For the SaaS backend, disable OSIV:
spring:
jpa:
open-in-view: false
And explicitly load what you need:
public interface OrderRepository extends JpaRepository<Order, UUID> {
@EntityGraph(attributePaths = {"lineItems", "customer"})
Optional<Order> findWithDetailsById(UUID id);
}
The Failure Mode: LazyInitializationException
// BROKEN: accessing lazy collection outside transaction boundary (OSIV disabled)
@RestController
public class OrderController {
private final OrderService orderService;
@GetMapping("/api/tenants/{tenantId}/orders/{orderId}")
public OrderResponse getOrder(@PathVariable UUID tenantId,
@PathVariable UUID orderId) {
Order order = orderService.findById(tenantId, orderId);
// Transaction already committed inside findById()
return new OrderResponse(
order.getId(),
order.getStatus(),
order.getLineItems().size() // LazyInitializationException
);
}
}
@Service
public class OrderService {
@Transactional(readOnly = true)
public Order findById(UUID tenantId, UUID orderId) {
return orderRepository.findByTenantIdAndId(tenantId, orderId)
.orElseThrow(() -> new OrderNotFoundException(orderId));
}
}
The @Transactional boundary is the service method. When findById() returns, the transaction commits and the EntityManager is unbound from the thread. The order entity is now detached. Accessing order.getLineItems() triggers lazy loading, but there is no EntityManager to execute the query.
org.hibernate.LazyInitializationException:
failed to lazily initialize a collection of role:
com.saas.order.Order.lineItems: could not initialize proxy - no Session
The Correct Pattern
// CORRECT: load required data within the transaction boundary
@Service
public class OrderService {
@Transactional(readOnly = true)
public Order findByIdWithDetails(UUID tenantId, UUID orderId) {
return orderRepository.findWithDetailsByTenantIdAndId(tenantId, orderId)
.orElseThrow(() -> new OrderNotFoundException(orderId));
}
}
public interface OrderRepository extends JpaRepository<Order, UUID> {
@EntityGraph(attributePaths = {"lineItems", "customer"})
Optional<Order> findWithDetailsByTenantIdAndId(UUID tenantId, UUID id);
}
@EntityGraph tells Hibernate to use a LEFT JOIN FETCH to load lineItems and customer in the same query. When the method returns, the entity has all needed data. No lazy loading required outside the transaction.
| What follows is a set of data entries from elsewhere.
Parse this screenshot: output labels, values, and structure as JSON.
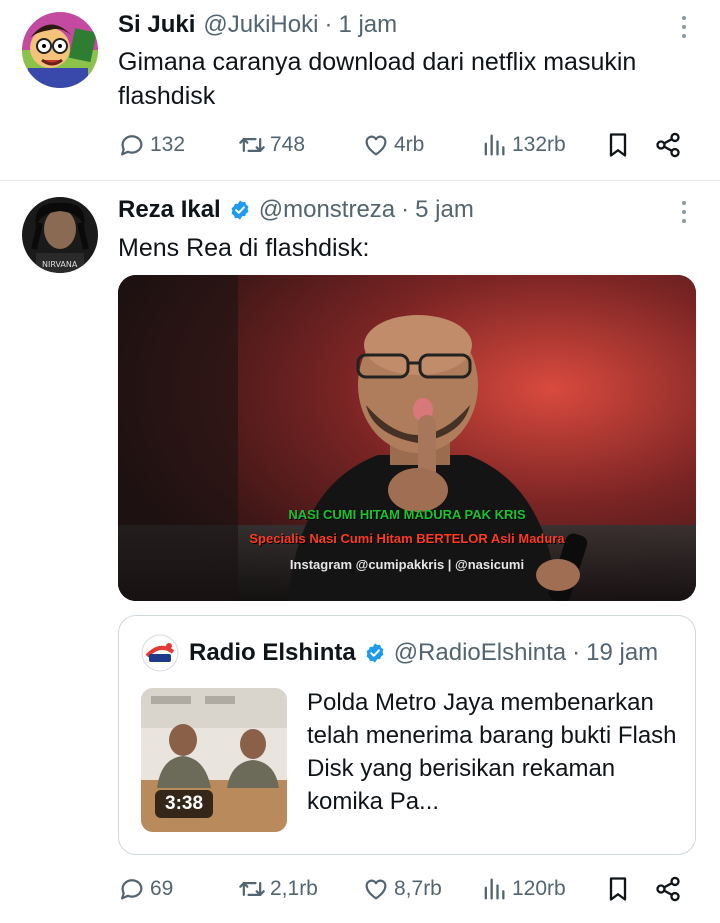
{
  "tweets": [
    {
      "name": "Si Juki",
      "handle": "@JukiHoki",
      "separator": "·",
      "time": "1 jam",
      "text": "Gimana caranya download dari netflix masukin flashdisk",
      "stats": {
        "replies": "132",
        "retweets": "748",
        "likes": "4rb",
        "views": "132rb"
      }
    },
    {
      "name": "Reza Ikal",
      "handle": "@monstreza",
      "separator": "·",
      "time": "5 jam",
      "text": "Mens Rea di flashdisk:",
      "media": {
        "caption_line1": "NASI CUMI HITAM MADURA PAK KRIS",
        "caption_line2": "Specialis Nasi Cumi Hitam BERTELOR Asli Madura",
        "caption_line3": "Instagram @cumipakkris | @nasicumi"
      },
      "quote": {
        "name": "Radio Elshinta",
        "handle": "@RadioElshinta",
        "separator": "·",
        "time": "19 jam",
        "text": "Polda Metro Jaya membenarkan telah menerima barang bukti Flash Disk yang berisikan rekaman komika Pa...",
        "video_duration": "3:38"
      },
      "stats": {
        "replies": "69",
        "retweets": "2,1rb",
        "likes": "8,7rb",
        "views": "120rb"
      }
    }
  ],
  "colors": {
    "text": "#0f1419",
    "secondary": "#536471",
    "verified": "#1d9bf0",
    "border": "#cfd9de"
  },
  "icons": [
    "reply-icon",
    "retweet-icon",
    "like-icon",
    "views-icon",
    "bookmark-icon",
    "share-icon",
    "verified-icon",
    "more-icon"
  ]
}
Alternative: use a JPQL fetch join:
@Query("SELECT o FROM Order o " +
"LEFT JOIN FETCH o.lineItems " +
"LEFT JOIN FETCH o.customer " +
"WHERE o.tenantId = :tenantId AND o.id = :orderId")
Optional<Order> findWithDetailsByTenantIdAndId(
@Param("tenantId") UUID tenantId,
@Param("orderId") UUID orderId
);
Both approaches solve the same problem: ensure all data is loaded before the transaction ends. The transaction boundary is the data loading boundary. Plan accordingly.